Genitori e volontari risistemano l’asilo

Raiano, armati di pennelli, decespugliatori e ramazze hanno tirato a lucido la sede che accoglie i bimbi più piccoli
RAIANO. L’asilo nido lucidato a nuovo. A provvedere alla riqualificazione della struttura di viale Abruzzo a Raiano sono stati davvero in tanti. Genitori e volontari si sono armati di pennelli, vernici, solventi guanti, ramazze, motofalciatrice, decespugliatori e hanno passato una giornata insieme a lavorare per un bene comune importante, quale l’asilo. Alla fine l’intero prato è stato tagliato e sono stati verniciati i giochini interni. La recinzione in ferro, poi, è stata scartavetrata e riverniciata e – nel giro di qualche ora – è tornata ad essere colorata e vivace come i bambini ospiti della struttura. Un buon esempio a cui non poteva mancare la giusta attenzione al riuso e al rispetto dell’ambiente. Così, i volontari hanno recuperato alcuni bancali di legno, altrimenti inservibili e li hanno trasformati in cassoni per la raccolta differenziata.
Quest’ultimi, sono a disposizione delle necessità dell’asilo. Soddisfazione è stata espressa dai partecipanti che alla fine, tra una battuta e un sorriso, sono arrivati a compiere un lavoro degno di nota e molto probabilmente, nato anche per sopperire alle carenze di fondi dell’istituto comprensivo Postiglione di Raiano.
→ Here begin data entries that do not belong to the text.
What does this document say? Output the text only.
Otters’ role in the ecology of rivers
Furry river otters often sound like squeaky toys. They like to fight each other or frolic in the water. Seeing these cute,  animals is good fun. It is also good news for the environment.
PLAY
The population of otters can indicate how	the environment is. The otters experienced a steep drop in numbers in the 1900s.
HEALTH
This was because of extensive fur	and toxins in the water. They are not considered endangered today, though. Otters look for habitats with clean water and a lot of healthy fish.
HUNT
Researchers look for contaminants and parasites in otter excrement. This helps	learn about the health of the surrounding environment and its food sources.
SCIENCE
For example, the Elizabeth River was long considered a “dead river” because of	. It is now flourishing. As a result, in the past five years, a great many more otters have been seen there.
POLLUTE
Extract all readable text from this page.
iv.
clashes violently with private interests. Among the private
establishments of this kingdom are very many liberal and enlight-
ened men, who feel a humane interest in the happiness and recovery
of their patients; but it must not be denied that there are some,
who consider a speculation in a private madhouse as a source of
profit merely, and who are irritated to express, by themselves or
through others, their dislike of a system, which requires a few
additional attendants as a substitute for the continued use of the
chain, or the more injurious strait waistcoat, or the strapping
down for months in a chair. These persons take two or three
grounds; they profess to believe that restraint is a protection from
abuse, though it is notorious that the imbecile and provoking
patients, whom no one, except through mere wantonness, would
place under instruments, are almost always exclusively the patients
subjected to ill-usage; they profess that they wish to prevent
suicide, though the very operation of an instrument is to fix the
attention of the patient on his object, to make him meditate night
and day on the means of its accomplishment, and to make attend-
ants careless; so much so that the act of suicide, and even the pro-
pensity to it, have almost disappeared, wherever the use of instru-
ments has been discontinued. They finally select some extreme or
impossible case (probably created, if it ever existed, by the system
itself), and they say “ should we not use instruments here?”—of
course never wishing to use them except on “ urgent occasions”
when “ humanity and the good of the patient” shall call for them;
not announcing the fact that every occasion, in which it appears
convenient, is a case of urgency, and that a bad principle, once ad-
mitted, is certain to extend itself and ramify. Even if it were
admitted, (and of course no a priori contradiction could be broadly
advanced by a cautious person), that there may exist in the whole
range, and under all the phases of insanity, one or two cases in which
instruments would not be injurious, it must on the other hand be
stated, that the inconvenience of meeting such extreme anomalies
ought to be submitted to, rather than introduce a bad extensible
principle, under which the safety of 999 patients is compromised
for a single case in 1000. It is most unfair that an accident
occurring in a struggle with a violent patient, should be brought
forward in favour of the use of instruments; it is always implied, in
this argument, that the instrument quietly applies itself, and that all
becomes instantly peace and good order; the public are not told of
«Una buona iniziativa che ha contribuito a rendere migliore l’asilo che resta un bene per tutta la collettività», ha detto il sindaco Marco Moca commentando l’intervento dei volontari a cui ha dato il pieno appoggio l’amministrazione comunale. A ben vedere, tuttavia, la giornata di volontariato acquista anche un sapore di buon esempio da comunicare anche ai più piccoli. Questo a partire proprio dagli alunni dell’asilo che lunedì troveranno colori e allegria ad ospitarli sin dal primo impatto con il cancello d’ingresso.
Una sorpresa gradita, volta a infondere i valori dell’amicizia, della solidarietà e nello stesso tempo, a mostrare la forza del volontariato. Sullo sfondo restano i tagli e le difficoltà che in generale il settore scolastico e soprattutto le sue sedi hanno nel nostro Paese.